Half of us, he explained, are just one financial burden — such as a car accident or layoff — away from homelessness. 

“It touches every single one of us when we talk about poverty, when we talk about homelessness, when we talk about struggling families,” Abbarno said. “It’s going to affect every single community.”

But there’s hope, he and other speakers on Thursday said, if we start early and work together to coordinate our efforts. 



That’s what United Way of Lewis County is working to do with its 30 by 2030 initiative — a goal to lift 30 percent of Lewis County residents out of poverty in the next decade. 

It’s a lofty goal, and one that won’t be accomplished unless we all get on board and work in the same direction. 

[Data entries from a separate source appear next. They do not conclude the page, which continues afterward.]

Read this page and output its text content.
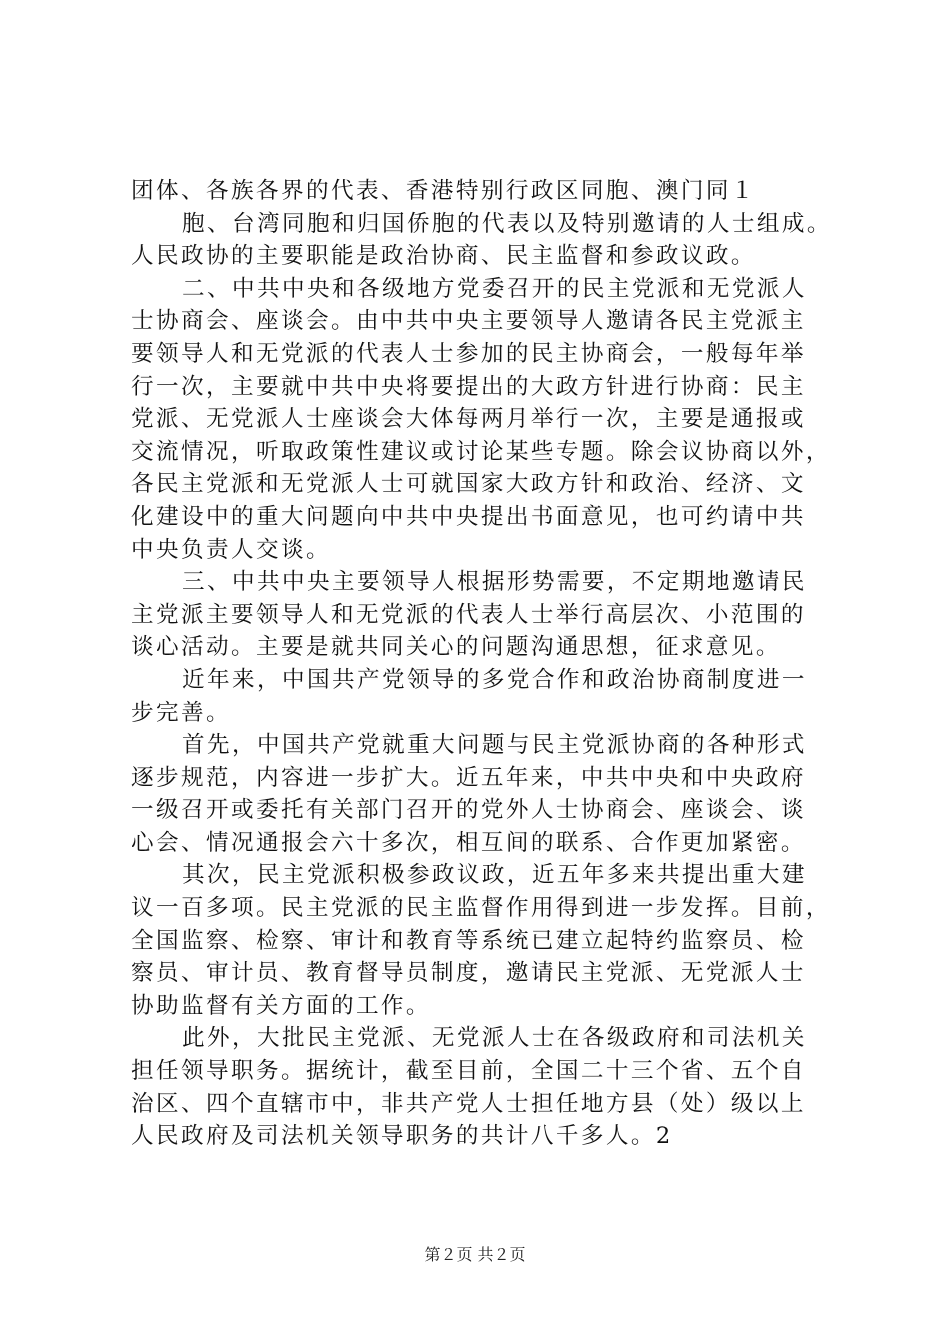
团体、各族各界的代表、香港特别行政区同胞、澳门同１
胞、台湾同胞和归国侨胞的代表以及特别邀请的人士组成。
人民政协的主要职能是政治协商、民主监督和参政议政。
二、中共中央和各级地方党委召开的民主党派和无党派人
士协商会、座谈会。由中共中央主要领导人邀请各民主党派主
要领导人和无党派的代表人士参加的民主协商会，一般每年举
行一次，主要就中共中央将要提出的大政方针进行协商：民主
党派、无党派人士座谈会大体每两月举行一次，主要是通报或
交流情况，听取政策性建议或讨论某些专题。除会议协商以外，
各民主党派和无党派人士可就国家大政方针和政治、经济、文
化建设中的重大问题向中共中央提出书面意见，也可约请中共
中央负责人交谈。
三、中共中央主要领导人根据形势需要，不定期地邀请民
主党派主要领导人和无党派的代表人士举行高层次、小范围的
谈心活动。主要是就共同关心的问题沟通思想，征求意见。
近年来，中国共产党领导的多党合作和政治协商制度进一
步完善。
首先，中国共产党就重大问题与民主党派协商的各种形式
逐步规范，内容进一步扩大。近五年来，中共中央和中央政府
一级召开或委托有关部门召开的党外人士协商会、座谈会、谈
心会、情况通报会六十多次，相互间的联系、合作更加紧密。
其次，民主党派积极参政议政，近五年多来共提出重大建
议一百多项。民主党派的民主监督作用得到进一步发挥。目前，
全国监察、检察、审计和教育等系统已建立起特约监察员、检
察员、审计员、教育督导员制度，邀请民主党派、无党派人士
协助监督有关方面的工作。
此外，大批民主党派、无党派人士在各级政府和司法机关
担任领导职务。据统计，截至目前，全国二十三个省、五个自
治区、四个直辖市中，非共产党人士担任地方县（处）级以上
人民政府及司法机关领导职务的共计八千多人。2
第２页 共２页
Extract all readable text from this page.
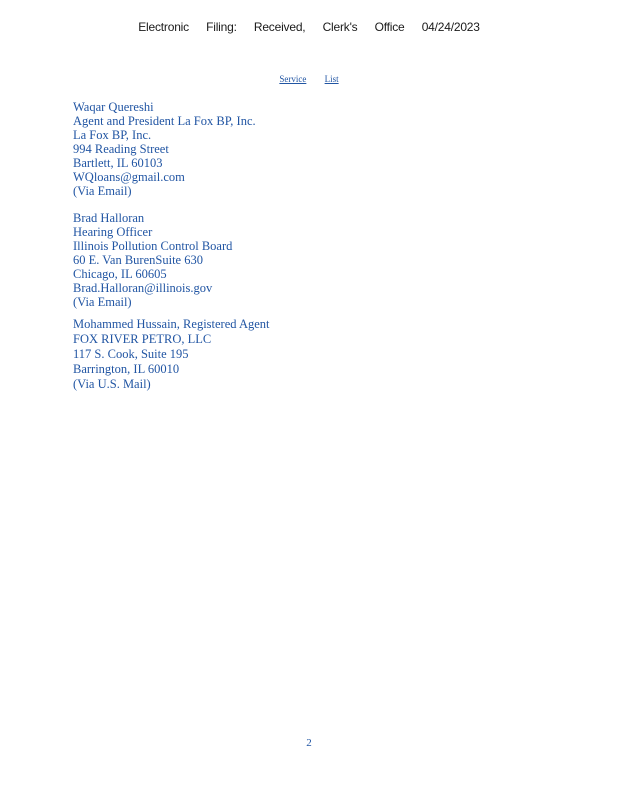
Electronic Filing: Received, Clerk's Office 04/24/2023
Service List
Waqar Quereshi
Agent and President La Fox BP, Inc.
La Fox BP, Inc.
994 Reading Street
Bartlett, IL 60103
WQloans@gmail.com
(Via Email)
Brad Halloran
Hearing Officer
Illinois Pollution Control Board
60 E. Van BurenSuite 630
Chicago, IL 60605
Brad.Halloran@illinois.gov
(Via Email)
Mohammed Hussain, Registered Agent
FOX RIVER PETRO, LLC
117 S. Cook, Suite 195
Barrington, IL 60010
(Via U.S. Mail)
2
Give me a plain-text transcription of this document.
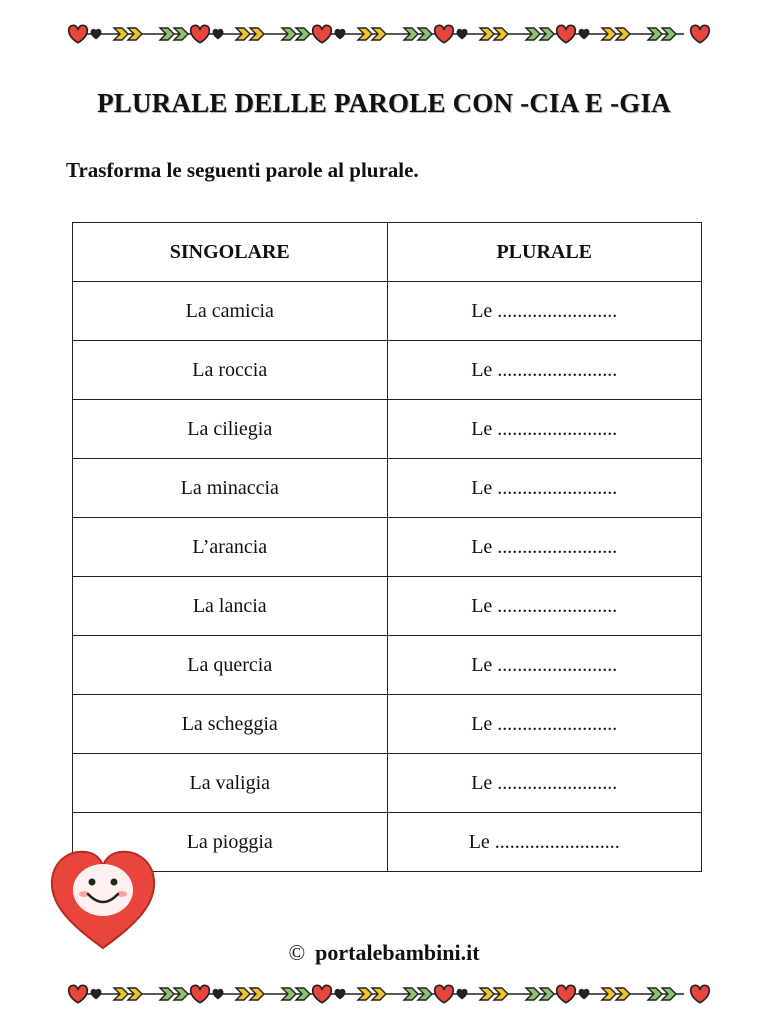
PLURALE DELLE PAROLE CON -CIA E -GIA
Trasforma le seguenti parole al plurale.
SINGOLARE	PLURALE
La camicia	Le ........................
La roccia	Le ........................
La ciliegia	Le ........................
La minaccia	Le ........................
L’arancia	Le ........................
La lancia	Le ........................
La quercia	Le ........................
La scheggia	Le ........................
La valigia	Le ........................
La pioggia	Le .........................
© portalebambini.it
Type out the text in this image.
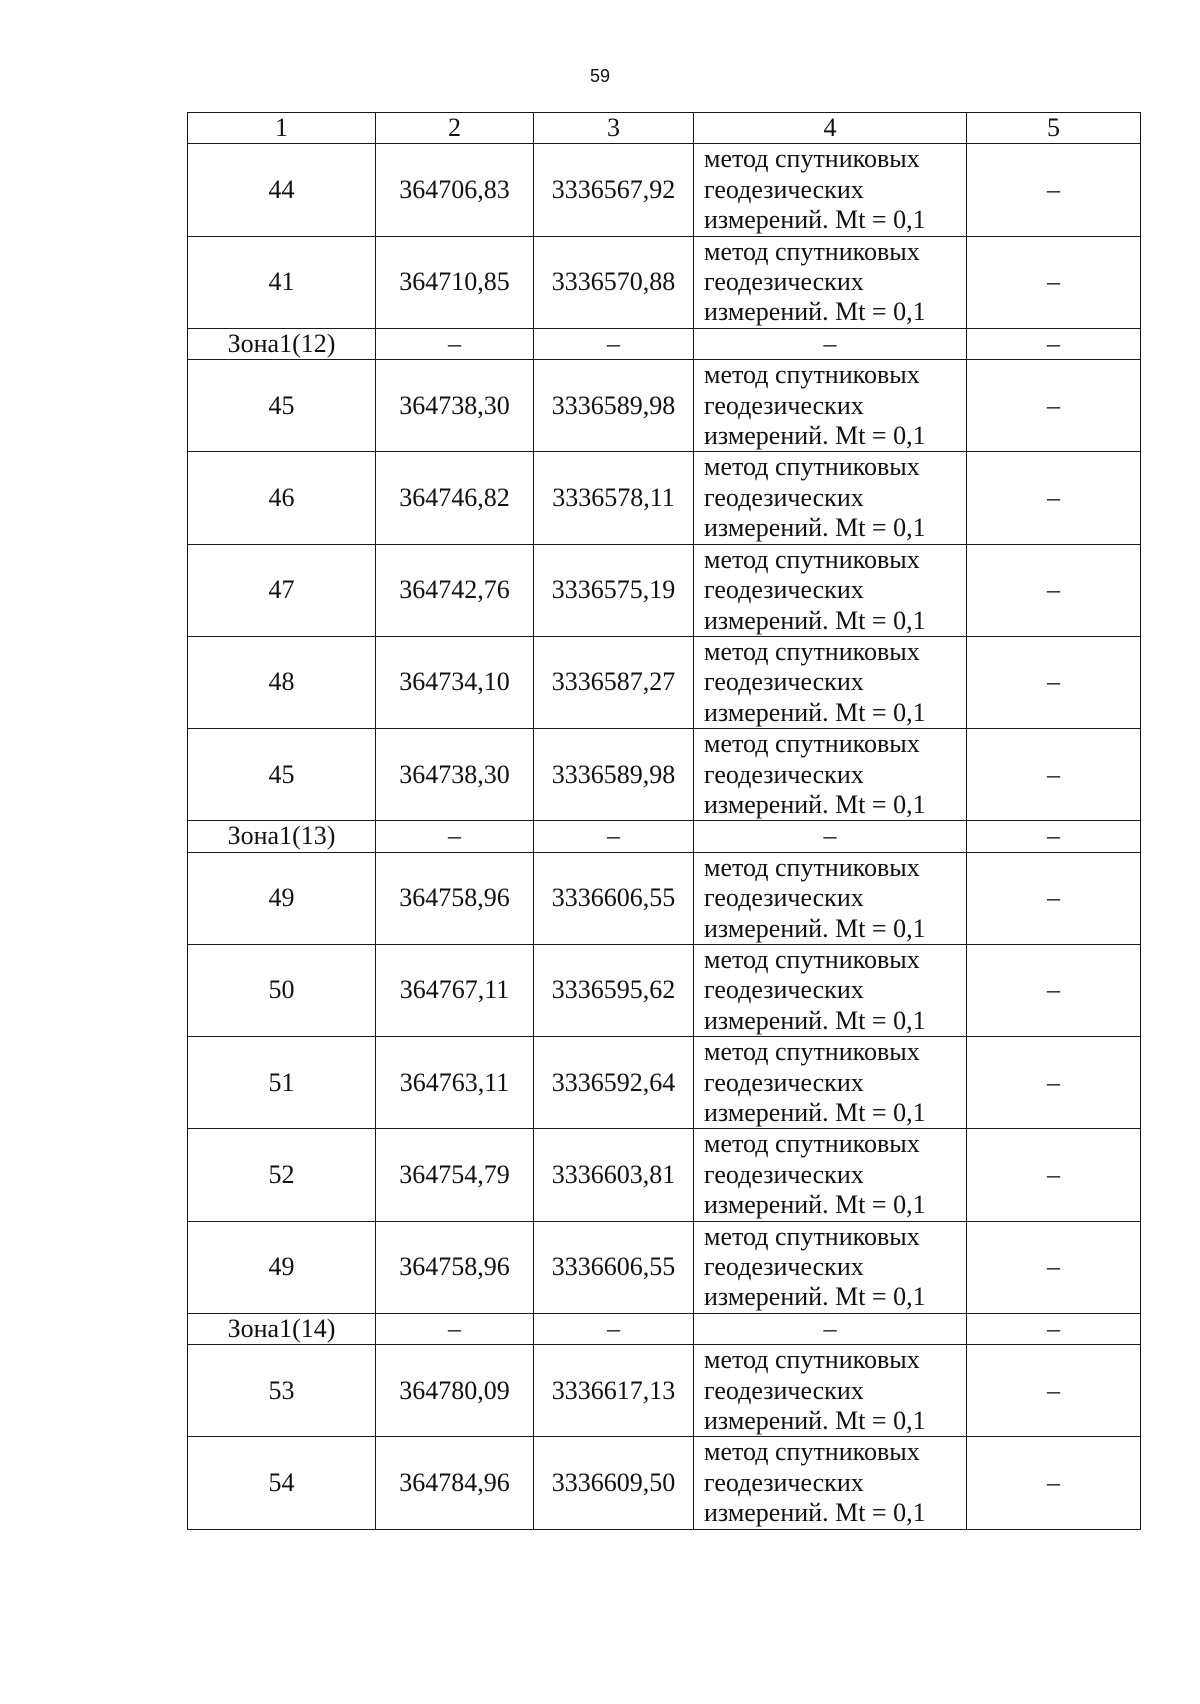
59
1	2	3	4	5
44	364706,83	3336567,92	метод спутниковых
геодезических
измерений. Mt = 0,1	–
41	364710,85	3336570,88	метод спутниковых
геодезических
измерений. Mt = 0,1	–
Зона1(12)	–	–	–	–
45	364738,30	3336589,98	метод спутниковых
геодезических
измерений. Mt = 0,1	–
46	364746,82	3336578,11	метод спутниковых
геодезических
измерений. Mt = 0,1	–
47	364742,76	3336575,19	метод спутниковых
геодезических
измерений. Mt = 0,1	–
48	364734,10	3336587,27	метод спутниковых
геодезических
измерений. Mt = 0,1	–
45	364738,30	3336589,98	метод спутниковых
геодезических
измерений. Mt = 0,1	–
Зона1(13)	–	–	–	–
49	364758,96	3336606,55	метод спутниковых
геодезических
измерений. Mt = 0,1	–
50	364767,11	3336595,62	метод спутниковых
геодезических
измерений. Mt = 0,1	–
51	364763,11	3336592,64	метод спутниковых
геодезических
измерений. Mt = 0,1	–
52	364754,79	3336603,81	метод спутниковых
геодезических
измерений. Mt = 0,1	–
49	364758,96	3336606,55	метод спутниковых
геодезических
измерений. Mt = 0,1	–
Зона1(14)	–	–	–	–
53	364780,09	3336617,13	метод спутниковых
геодезических
измерений. Mt = 0,1	–
54	364784,96	3336609,50	метод спутниковых
геодезических
измерений. Mt = 0,1	–
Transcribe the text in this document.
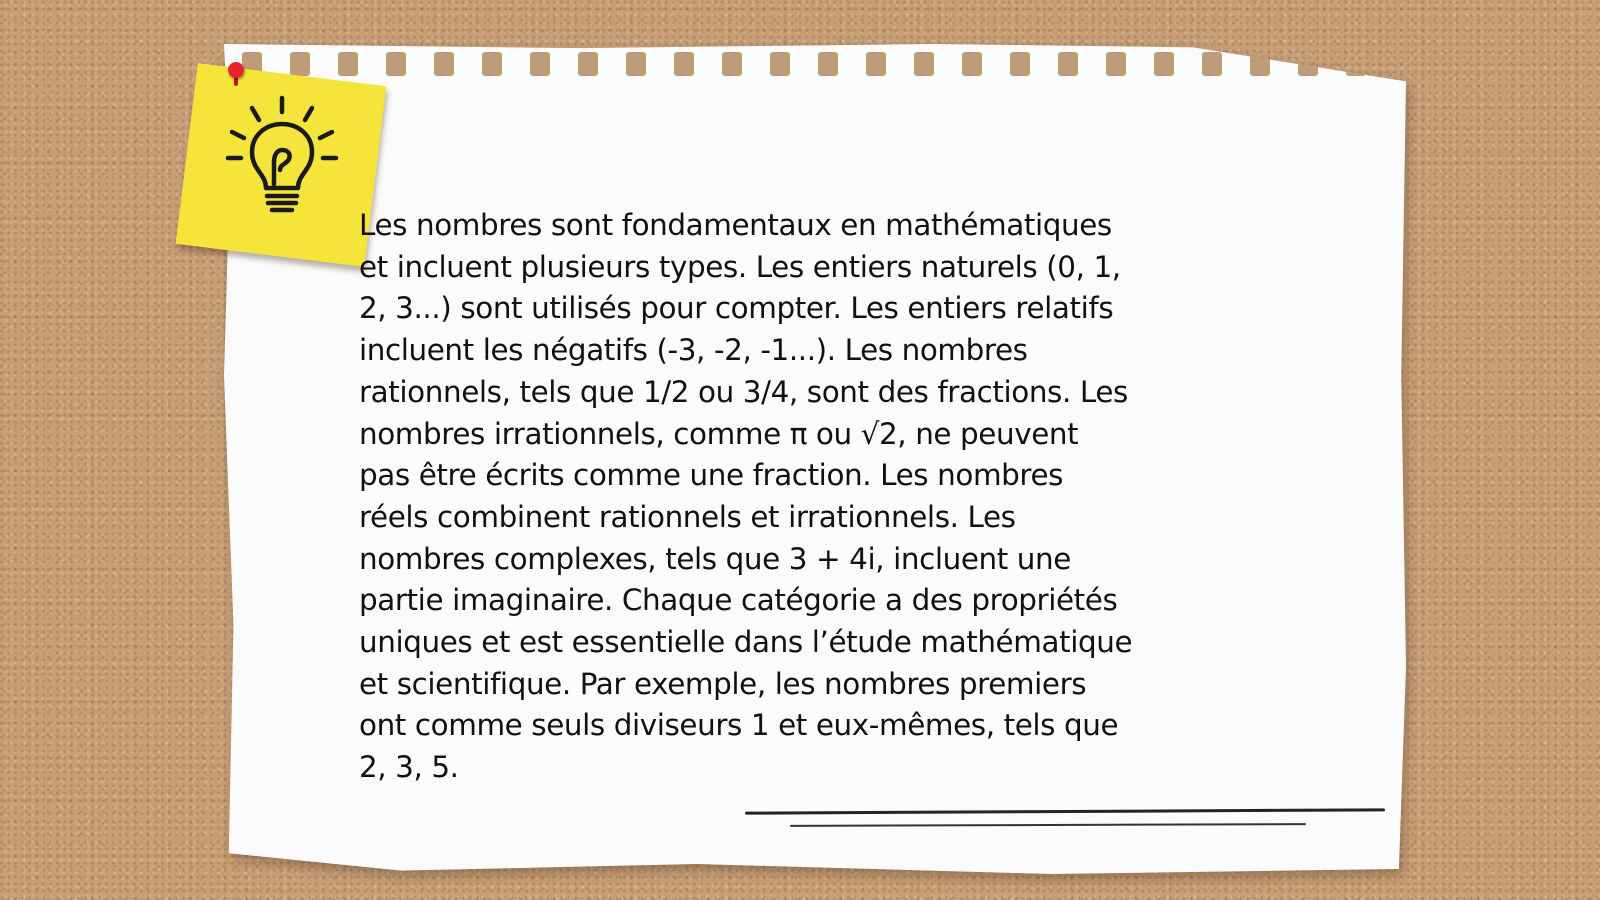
Les nombres sont fondamentaux en mathématiques
et incluent plusieurs types. Les entiers naturels (0, 1,
2, 3...) sont utilisés pour compter. Les entiers relatifs
incluent les négatifs (-3, -2, -1...). Les nombres
rationnels, tels que 1/2 ou 3/4, sont des fractions. Les
nombres irrationnels, comme π ou √2, ne peuvent
pas être écrits comme une fraction. Les nombres
réels combinent rationnels et irrationnels. Les
nombres complexes, tels que 3 + 4i, incluent une
partie imaginaire. Chaque catégorie a des propriétés
uniques et est essentielle dans l’étude mathématique
et scientifique. Par exemple, les nombres premiers
ont comme seuls diviseurs 1 et eux-mêmes, tels que
2, 3, 5.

We must put behind the days when countless small community groups separately threw resources at a problem, hoping some solution will stick. The way to make a difference is for all of us to decide on a course of action and stick with it. 

With that in mind, United Way of Lewis County has changed the way it distributes grants, focusing strategically on programs for early education, early intervention and early identification of poverty related issues. 

As Abbarno illustrated on Thursday, homelessness is not a problem that affects only a select few of us. If half our community is truly one broken-down car, one rent increase, or one medical scare away from becoming homeless, that is everybody’s problem. It means we all know someone in a precarious financial position. We all know someone who might need our help someday, or we might need it ourselves. 

It’s all of our responsibility to try to change that. Consider supporting the United Way or volunteering your time.